1. A method for generating palladium-catalyzed organic reaction products, comprising performing an organic reaction catalyzed with palladium except Pd/C, the organic reaction being

i) Heck reactions in which a first organic species, Org1X, is reacted with a second organic species, H-Olefin, in order to provide a product, Org1-Olefin,

ii) Stille reactions in which a first organic species, Org1X, is reacted with a second organic species, R13Sn-Org1, in order to provide a product, Org1-Org2, or

iii) Suzuki reactions in which a first organic species, Org1X, is reacted with a second organic species, R22B-Org3, in order to provide a product, Org1-Org3,

wherein:

Org1 is aryl, heteroaryl, vinyl, acetylenyl, alkyl, allyl, benzyl, acyl, or benzoyl, or mono- or poly-substituted aryl, heteroaryl, vinyl, acetylenyl, alkyl, allyl, or benzoyl;

X is a halide, triflate, mesitylate, nonaflate, carbonylhalide, sulfonylhalide, perfluoroalkylsulfonate, arylphosphate, alkylphosphate, diarylarsine, diarylphosphine, diarylstibine, aryliodonium salt or diazonium salt;

H-Olefin is an olefin having a double bond and an olefinic hydrogen atom, the double bond in the H-Olefin being unsubstituted or mono-, di- or tri-substituted;

R1 is alkyl, aryl or heteroaryl, or mono- or poly-substituted alkyl, aryl or heteroaryl;

Org2 and Org3 are both aryl, heteroaryl, vinyl, acetylenyl, alkyl, allyl or benzyl, or mono- or poly-substituted aryl, heteroaryl, vinyl, acetylenyl, alkyl, allyl or benzoyl; and

R2 is hydroxy, alkoxy, aryloxy or heteroaryloxy;

wherein microwave energy is supplied to the organic reaction in order to heat said organic reaction.

2. A method according to claim 1, wherein the organic reaction is the Heck reaction.

3. A method according to claim 2, wherein the organic reaction is performed in solution.

4. A method according to claim 2, wherein the organic reaction is performed on a solid support.

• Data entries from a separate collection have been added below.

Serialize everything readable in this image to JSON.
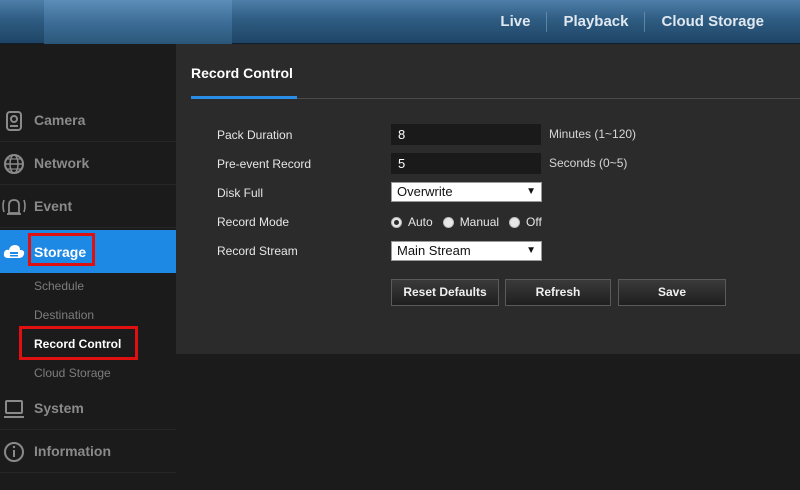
{
  "topnav": {
    "items": [
      "Live",
      "Playback",
      "Cloud Storage"
    ]
  },
  "sidebar": {
    "items": [
      {
        "label": "Camera",
        "icon": "camera-icon"
      },
      {
        "label": "Network",
        "icon": "network-icon"
      },
      {
        "label": "Event",
        "icon": "event-icon"
      },
      {
        "label": "Storage",
        "icon": "storage-icon"
      },
      {
        "label": "System",
        "icon": "system-icon"
      },
      {
        "label": "Information",
        "icon": "information-icon"
      }
    ],
    "storage_subitems": [
      "Schedule",
      "Destination",
      "Record Control",
      "Cloud Storage"
    ]
  },
  "panel": {
    "title": "Record Control",
    "fields": {
      "pack_duration": {
        "label": "Pack Duration",
        "value": "8",
        "hint": "Minutes  (1~120)"
      },
      "pre_event": {
        "label": "Pre-event Record",
        "value": "5",
        "hint": "Seconds  (0~5)"
      },
      "disk_full": {
        "label": "Disk Full",
        "value": "Overwrite"
      },
      "record_mode": {
        "label": "Record Mode",
        "options": [
          "Auto",
          "Manual",
          "Off"
        ],
        "selected": "Auto"
      },
      "record_stream": {
        "label": "Record Stream",
        "value": "Main Stream"
      }
    },
    "buttons": {
      "reset": "Reset Defaults",
      "refresh": "Refresh",
      "save": "Save"
    }
  },
  "colors": {
    "accent": "#1e88e5",
    "highlight": "#e01010"
  }
}
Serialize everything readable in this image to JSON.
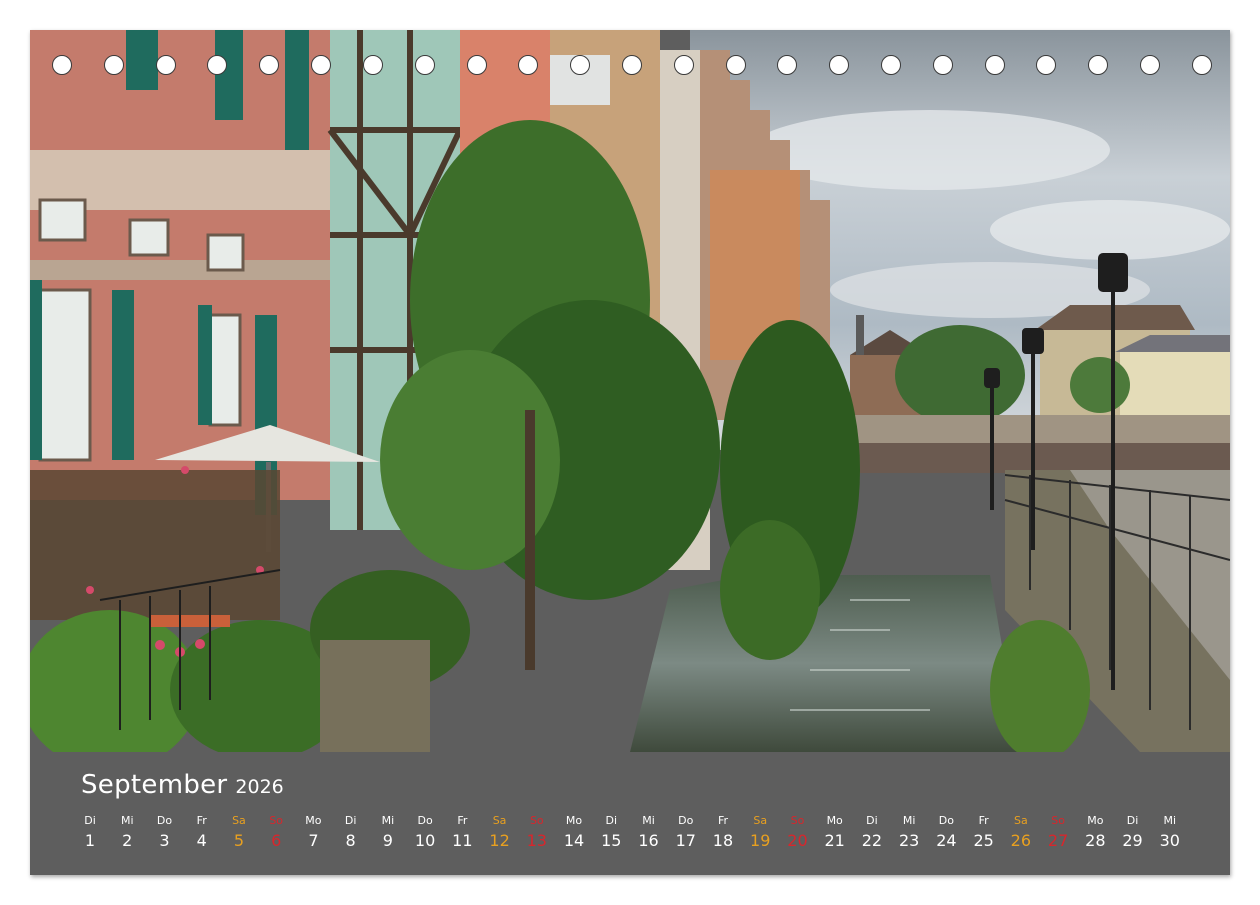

5. A method according to claim 4, wherein the first organic species, Org1, or the second organic species, H-Olefin, is attached to the solid support.

6. A method according to claim 5, wherein the first organic species, Org1, or the second organic species, H-Olefin, is attached to the solid support via a linker.

7. A method according to claim 2, wherein the organic reaction is part of a combinatorial chemistry process.

8. A method according to claim 1, wherein the microwave energy is solely or predominantly provided in the form of a standing wave.

9. A method according to claim 1, wherein the organic reaction is used in the creation of a chemical library.

10. A method according to claim 1, wherein the microwave energy is provided for a period of 2-7 minutes.